Kastus and Trinity Amber centre unite to tackle spread of superbugs

Aim of €280,000 research programme is to further develop antimicrobial coatings

Dr James Kennedy, Kastus director of innovation and operations, with Dr Aran Rafferty, who will join Kastus as a result of the €280,000 collaboration between the company and Science Foundation Ireland-funded Amber. Photograph: SON Photographic

Irish tech company Kastus has linked up with Trinity College materials science centre Amber as part of a €280,000 research programme to further develop antimicrobial coatings.

As part of the programme, which is funded by Science Foundation Ireland, researchers Dr Aran Rafferty and Dr Ehsan Rezvani will join Kastus from Amber. Dr Rafferty is an expert in materials R&D and problem-solving, with specialist knowledge of technical glass and ceramic development; Dr Rezvani has a PhD in materials.
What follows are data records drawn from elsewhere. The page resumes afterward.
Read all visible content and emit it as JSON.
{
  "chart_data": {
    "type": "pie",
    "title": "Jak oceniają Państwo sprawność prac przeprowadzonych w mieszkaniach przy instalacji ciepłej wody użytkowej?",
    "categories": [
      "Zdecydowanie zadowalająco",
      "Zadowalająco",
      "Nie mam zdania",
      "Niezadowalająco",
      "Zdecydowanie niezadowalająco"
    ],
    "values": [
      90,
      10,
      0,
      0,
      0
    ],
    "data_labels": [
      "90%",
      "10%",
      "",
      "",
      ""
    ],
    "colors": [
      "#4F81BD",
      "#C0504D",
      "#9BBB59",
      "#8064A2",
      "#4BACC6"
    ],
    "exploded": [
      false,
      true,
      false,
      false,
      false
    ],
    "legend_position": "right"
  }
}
The company, which won the overall title at the Irish Times Innovation awards in 2017, has already developed ground-breaking technology to help prevent the spread of superbugs that can be used on surfaces from ceramic and glass tiles to smartphones, door handles and metals.

Harmful bacteria

Kastus’s technology can be applied to surfaces to make them 99.9 per cent resistant to harmful bacteria and micro-organisms, such as MRSA and E. coli.


“The collaboration with Science Foundation Ireland through Amber is an exciting move for Kastus and demonstrates the links that we are continuing to forge with academia,” said Dr James Kennedy, Kastus director of innovation and operations.

“World-class research is extremely important to Kastus and with two highly-qualified and respected researchers joining the Kastus team, this can only propel the company even further.”